NexGen uses the drainage features in their designs to remove water from surfaces of the development, including buildings, parking lots, and drives. A storm drainage system collects, carries, and disposes of runoff from precipitation events. Runoff is only around during and immediately after the rain. However, with more buildings (roofs), parking lots, and roads than ever, there is more runoff to contend with. All of this water needs to be removed every time it rains and has to drain away from buildings, walkways, and other paved areas.

How Does NexGen Manage Drainage Design Issues?

With grading and drainage design in California, one way of doing this is infiltration. Water is directed into beds and trenches that are in perforated pipes. The pipes are surrounded by coarse aggregate that is encapsulated by geotextile fabric. The water seeps into the earth. This is optimizing water resources through water recycling. Detention ponds work on the same principle.

NexGen also creates drainage design elements that move runoff by gravity onto landscaped surfaces where the runoff can be absorbed back into the earth. This is how drainage design may work in a single-family residential setting. The water flows off of the roof and into the house’s gutter. It goes down through the downspout and out into the yard, where it is absorbed or runs into a ditch. The runoff can flow down to the street. The water flows down the gutter until it falls into a catch basin and joins the rest of the rainwater runoff in the city’s stormwater management system.

In a private drainage system, the runoff comes off of the impermeable surfaces and follows the direction of drainage. It runs into a catch basin, or similar collection device placed at a low point. A storm drain system (of pipes) picks up the water at that point where gravity takes it on its journey (unless it encounters a pump station) until it is released in an appropriate area and manner.
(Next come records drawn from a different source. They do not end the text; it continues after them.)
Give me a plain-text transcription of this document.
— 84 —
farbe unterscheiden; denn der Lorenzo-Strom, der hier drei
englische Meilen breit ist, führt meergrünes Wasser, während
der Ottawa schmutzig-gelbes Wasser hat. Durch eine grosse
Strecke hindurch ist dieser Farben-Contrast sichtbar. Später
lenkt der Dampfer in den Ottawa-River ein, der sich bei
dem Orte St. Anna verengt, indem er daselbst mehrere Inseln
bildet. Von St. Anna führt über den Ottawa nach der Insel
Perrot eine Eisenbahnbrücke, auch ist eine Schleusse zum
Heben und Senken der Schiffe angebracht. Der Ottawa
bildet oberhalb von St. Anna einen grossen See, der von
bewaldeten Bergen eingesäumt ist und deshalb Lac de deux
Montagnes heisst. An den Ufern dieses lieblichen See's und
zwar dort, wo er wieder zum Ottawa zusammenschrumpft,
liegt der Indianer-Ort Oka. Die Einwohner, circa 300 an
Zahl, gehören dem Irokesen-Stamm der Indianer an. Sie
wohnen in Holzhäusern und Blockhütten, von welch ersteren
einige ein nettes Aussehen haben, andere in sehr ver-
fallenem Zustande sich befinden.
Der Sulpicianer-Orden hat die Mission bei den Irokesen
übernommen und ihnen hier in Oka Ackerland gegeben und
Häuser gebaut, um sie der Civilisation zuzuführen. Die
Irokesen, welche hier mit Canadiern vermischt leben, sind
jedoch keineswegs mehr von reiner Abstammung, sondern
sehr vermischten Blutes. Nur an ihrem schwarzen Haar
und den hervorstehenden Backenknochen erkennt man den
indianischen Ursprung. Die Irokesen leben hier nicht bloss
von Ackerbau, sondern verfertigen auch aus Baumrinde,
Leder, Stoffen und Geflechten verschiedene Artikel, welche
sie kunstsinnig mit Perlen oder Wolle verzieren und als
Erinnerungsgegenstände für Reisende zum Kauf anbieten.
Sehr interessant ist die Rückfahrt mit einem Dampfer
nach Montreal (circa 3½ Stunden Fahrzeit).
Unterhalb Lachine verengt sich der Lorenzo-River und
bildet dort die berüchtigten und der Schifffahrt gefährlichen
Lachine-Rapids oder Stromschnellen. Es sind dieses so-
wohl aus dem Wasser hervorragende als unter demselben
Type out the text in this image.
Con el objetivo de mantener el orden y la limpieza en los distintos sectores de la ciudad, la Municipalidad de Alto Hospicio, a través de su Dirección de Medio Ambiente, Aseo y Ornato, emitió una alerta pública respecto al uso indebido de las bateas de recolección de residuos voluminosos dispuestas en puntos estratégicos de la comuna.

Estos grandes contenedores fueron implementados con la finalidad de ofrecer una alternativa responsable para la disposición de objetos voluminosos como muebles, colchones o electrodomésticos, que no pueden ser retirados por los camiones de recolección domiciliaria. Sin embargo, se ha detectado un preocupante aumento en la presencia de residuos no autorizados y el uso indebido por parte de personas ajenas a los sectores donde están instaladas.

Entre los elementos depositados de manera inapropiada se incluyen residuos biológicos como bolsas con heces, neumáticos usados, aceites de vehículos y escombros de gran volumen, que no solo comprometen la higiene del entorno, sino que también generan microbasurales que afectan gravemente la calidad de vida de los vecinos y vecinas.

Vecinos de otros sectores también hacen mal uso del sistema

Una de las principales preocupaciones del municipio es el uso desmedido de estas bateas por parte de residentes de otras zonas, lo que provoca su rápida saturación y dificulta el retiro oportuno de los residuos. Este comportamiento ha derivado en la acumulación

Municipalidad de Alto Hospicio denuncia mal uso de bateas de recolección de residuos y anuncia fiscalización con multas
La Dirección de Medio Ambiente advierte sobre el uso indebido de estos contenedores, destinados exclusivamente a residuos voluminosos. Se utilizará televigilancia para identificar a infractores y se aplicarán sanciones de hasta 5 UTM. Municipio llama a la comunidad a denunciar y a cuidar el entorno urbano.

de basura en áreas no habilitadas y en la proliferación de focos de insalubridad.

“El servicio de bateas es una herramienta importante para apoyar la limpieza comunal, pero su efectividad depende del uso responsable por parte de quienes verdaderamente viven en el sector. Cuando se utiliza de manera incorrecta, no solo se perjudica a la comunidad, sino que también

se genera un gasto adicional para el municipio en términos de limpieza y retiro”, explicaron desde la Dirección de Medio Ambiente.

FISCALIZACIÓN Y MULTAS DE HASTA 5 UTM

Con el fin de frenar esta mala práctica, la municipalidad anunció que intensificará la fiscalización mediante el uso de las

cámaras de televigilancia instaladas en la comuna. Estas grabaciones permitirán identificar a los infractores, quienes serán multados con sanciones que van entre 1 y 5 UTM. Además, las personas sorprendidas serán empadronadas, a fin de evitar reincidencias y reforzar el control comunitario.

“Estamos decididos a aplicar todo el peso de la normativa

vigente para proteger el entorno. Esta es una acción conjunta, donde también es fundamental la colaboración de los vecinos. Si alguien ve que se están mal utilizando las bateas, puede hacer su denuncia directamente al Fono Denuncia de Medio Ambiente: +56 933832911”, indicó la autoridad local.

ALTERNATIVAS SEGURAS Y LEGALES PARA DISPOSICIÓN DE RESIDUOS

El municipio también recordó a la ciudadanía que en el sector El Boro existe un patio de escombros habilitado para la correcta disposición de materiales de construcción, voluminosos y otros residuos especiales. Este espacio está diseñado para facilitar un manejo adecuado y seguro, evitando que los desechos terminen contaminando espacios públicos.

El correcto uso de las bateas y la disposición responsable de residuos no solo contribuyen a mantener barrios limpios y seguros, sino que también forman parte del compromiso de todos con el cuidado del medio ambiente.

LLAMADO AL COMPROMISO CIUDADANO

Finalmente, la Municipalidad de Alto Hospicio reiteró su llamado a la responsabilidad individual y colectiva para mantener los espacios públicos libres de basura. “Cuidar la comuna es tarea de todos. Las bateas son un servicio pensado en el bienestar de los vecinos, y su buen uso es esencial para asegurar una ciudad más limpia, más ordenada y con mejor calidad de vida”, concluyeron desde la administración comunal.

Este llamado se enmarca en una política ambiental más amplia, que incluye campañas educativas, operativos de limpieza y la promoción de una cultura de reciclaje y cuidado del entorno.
NexGen – Creating Our Clients’ Grading and Drainage Design with the Cornerstones of Experience, Quality, and Safety

NexGen’s California grading and drainage design is an intricate process that keeps our clients’ developments safe from flooding and erosion. We protect them from the environmental waste that runoff can spread. With our almost thirty years’ experience in the construction and water treatment industries, we are achieving sustainability goals. NexGen can help you in rebuilding after disaster. We satisfy our clients with our commitment to exercising quality work and keeping everyone secure with consistently implemented safety practices.